While Matt was gone and I was sick, I started to lose my mind a little bit. Being without any in-person human contact for more than 48 hours is never a good thing for my psyche, and being ill exacerbates things. My mind starts creating new symptoms and making the symptoms I'm having worse. My heart starts to pound and I can hear my pulse in my ears. I start to question whether I am awake or dreaming, and I am not sure how to answer. And when I really start losing it, I start having auditory hallucinations. They are never voices telling me to do stuff, or anything like that. Just weird noises, like a clock chiming. We do not have a clock that chimes. The one I always "hear" when this happens is a clock that still hangs in the living room of my mother's house. It has an octagonal face and was the inspiration for my first word, which was "clock." Well, "gock," but infants can't do dipthongs. Other sounds I "hear" in this state include a knock on my bedroom door when no one is home (always three times), or strange music coming out of my air conditioner or another source of white noise.

If I close my eyes, I see unpleasant things flashing before my eyes. Brief, but incredibly detailed images of destruction and decay, or people screaming, or hands reaching toward my face. That's when I know I need to put my mind to something, and quick. So I go online, and I play a game, or read a story, or even just look at funny pictures. I play loud music, I sing, I pinch myself, I scream into a pillow. Anything to get myself out of my head and back into some semblance of ordinary thought. Yes, I realise this would be the perfect time to meditate, to ground and centre myself, but you try centring with all of that noise. No, I don't want to know where those images came from. No, I don't want to analyse why they have been the same kinds of images ever since I had night terrors as a child. No, I don't want to know whose hands those were. It's all just the product of anxiety, nudging me over the line between genius and insanity. I say that with my tongue firmly wedged against my cheek; I am certainly no genius, despite what the tests used to say.

I digress. What I'm trying to say is that, despite medication and therapy and support, I still do not do well alone. Though the episodes are shorter and less severe, I still have these instances of psychosis. They are completely different from when I "hear" my spirit guides, and rather than being constructive, they lead me to want to just stop. Stop creating, stop talking, stop writing, stop loving, stop hating, stop crying, stop laughing, stop breathing. It is the polar opposite of the manic creativity that I experience at times. Frankly, I love my manic. I wish it would drop by more often. I am certainly saner when I'm manic than I am when I'm depressed or anxious, and the depression and anxiety does not necessarily follow, especially not since I've been medicated.
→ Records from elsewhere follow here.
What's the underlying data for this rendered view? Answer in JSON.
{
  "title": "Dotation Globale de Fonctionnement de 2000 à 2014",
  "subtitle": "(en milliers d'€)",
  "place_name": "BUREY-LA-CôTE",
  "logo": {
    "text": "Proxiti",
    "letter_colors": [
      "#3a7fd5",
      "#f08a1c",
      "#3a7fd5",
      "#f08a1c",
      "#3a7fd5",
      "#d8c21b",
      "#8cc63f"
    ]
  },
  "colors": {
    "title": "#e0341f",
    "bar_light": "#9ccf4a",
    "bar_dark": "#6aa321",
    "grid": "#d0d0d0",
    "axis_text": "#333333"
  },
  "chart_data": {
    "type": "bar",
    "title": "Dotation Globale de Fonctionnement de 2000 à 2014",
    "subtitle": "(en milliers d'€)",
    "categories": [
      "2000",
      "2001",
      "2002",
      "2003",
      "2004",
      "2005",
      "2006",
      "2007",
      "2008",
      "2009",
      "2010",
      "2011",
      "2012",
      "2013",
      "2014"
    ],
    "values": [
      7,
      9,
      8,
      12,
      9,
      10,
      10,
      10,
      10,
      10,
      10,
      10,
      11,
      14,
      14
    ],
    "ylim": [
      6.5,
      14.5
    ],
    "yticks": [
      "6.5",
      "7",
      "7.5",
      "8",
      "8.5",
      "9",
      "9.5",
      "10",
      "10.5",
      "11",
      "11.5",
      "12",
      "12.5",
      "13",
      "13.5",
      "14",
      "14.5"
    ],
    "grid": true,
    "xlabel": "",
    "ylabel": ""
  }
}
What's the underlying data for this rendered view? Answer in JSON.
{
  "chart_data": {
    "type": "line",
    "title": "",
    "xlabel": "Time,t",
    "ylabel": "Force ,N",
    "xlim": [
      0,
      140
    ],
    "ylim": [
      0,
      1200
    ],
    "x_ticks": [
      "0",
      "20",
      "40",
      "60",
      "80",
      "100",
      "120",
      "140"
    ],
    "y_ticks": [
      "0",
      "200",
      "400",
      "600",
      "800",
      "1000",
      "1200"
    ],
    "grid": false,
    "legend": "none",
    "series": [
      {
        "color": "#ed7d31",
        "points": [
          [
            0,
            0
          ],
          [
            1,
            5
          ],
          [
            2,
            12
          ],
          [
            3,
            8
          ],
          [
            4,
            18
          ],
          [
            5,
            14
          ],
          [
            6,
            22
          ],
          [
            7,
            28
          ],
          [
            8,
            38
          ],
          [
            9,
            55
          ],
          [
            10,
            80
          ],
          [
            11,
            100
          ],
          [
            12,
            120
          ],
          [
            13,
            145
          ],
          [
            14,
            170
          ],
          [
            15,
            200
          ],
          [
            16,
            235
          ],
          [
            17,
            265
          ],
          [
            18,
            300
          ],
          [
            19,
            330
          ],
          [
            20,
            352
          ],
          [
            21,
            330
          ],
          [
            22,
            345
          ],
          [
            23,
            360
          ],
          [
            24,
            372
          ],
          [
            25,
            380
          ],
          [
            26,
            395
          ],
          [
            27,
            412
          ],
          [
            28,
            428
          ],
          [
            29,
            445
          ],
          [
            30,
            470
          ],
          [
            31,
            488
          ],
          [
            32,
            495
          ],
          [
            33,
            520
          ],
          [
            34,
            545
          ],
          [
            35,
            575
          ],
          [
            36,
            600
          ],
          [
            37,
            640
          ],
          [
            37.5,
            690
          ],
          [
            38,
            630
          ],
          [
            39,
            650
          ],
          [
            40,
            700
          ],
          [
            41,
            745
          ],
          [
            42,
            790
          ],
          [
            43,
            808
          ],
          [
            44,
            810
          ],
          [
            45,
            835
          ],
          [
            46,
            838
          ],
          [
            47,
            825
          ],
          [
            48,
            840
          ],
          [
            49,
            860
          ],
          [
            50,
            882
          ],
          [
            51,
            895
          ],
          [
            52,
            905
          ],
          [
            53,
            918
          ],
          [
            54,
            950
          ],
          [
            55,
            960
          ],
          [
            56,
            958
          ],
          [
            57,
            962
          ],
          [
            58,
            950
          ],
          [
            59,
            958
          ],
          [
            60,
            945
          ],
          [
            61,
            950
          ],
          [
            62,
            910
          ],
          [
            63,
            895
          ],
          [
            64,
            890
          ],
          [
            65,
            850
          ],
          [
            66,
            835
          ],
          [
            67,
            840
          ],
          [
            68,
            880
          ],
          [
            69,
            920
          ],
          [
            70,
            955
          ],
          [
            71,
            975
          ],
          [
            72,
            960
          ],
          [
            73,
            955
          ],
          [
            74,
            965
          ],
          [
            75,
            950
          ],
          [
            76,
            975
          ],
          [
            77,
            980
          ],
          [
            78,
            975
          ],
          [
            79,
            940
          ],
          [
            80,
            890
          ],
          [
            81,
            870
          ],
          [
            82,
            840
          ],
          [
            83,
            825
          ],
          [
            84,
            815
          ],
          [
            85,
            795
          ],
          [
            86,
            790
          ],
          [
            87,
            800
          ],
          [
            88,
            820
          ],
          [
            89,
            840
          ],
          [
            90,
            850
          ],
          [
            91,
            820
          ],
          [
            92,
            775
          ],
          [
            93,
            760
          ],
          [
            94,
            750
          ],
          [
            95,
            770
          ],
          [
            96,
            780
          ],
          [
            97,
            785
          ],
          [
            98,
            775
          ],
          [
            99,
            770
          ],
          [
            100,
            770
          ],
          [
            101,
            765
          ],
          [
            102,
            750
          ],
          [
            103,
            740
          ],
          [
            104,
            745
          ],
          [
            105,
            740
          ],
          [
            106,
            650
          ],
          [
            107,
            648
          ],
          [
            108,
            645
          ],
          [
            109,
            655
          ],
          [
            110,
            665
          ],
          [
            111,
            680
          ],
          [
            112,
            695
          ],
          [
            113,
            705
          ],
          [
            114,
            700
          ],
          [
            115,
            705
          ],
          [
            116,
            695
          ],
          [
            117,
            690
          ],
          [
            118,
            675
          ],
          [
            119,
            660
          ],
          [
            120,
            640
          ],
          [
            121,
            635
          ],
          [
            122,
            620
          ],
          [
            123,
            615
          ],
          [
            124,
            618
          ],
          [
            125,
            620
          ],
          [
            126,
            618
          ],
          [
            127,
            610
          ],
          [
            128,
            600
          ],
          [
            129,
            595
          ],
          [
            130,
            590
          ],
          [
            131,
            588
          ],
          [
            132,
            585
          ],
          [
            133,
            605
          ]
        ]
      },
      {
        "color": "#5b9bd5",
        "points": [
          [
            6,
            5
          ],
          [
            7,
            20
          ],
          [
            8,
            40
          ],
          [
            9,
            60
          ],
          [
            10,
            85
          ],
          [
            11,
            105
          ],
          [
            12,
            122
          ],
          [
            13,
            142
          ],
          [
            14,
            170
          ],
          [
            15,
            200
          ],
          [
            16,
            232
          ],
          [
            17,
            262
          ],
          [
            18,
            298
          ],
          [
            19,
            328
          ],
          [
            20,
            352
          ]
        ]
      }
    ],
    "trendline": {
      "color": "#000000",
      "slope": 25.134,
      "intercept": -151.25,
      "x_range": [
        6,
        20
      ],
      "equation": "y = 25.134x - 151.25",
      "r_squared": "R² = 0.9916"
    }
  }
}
But whatever... manic is bad. Manic is bad. Manic is bad. That's what everyone has always told me, despite the fact that I have never done anything "crazy" while being manic, yet I have done scary things when depressed.

So ... yeah. This entry ended up being about something entirely different than I thought I was going to write about. I guess I will write about that other thing later. In the meantime, I really, really need a cigarette.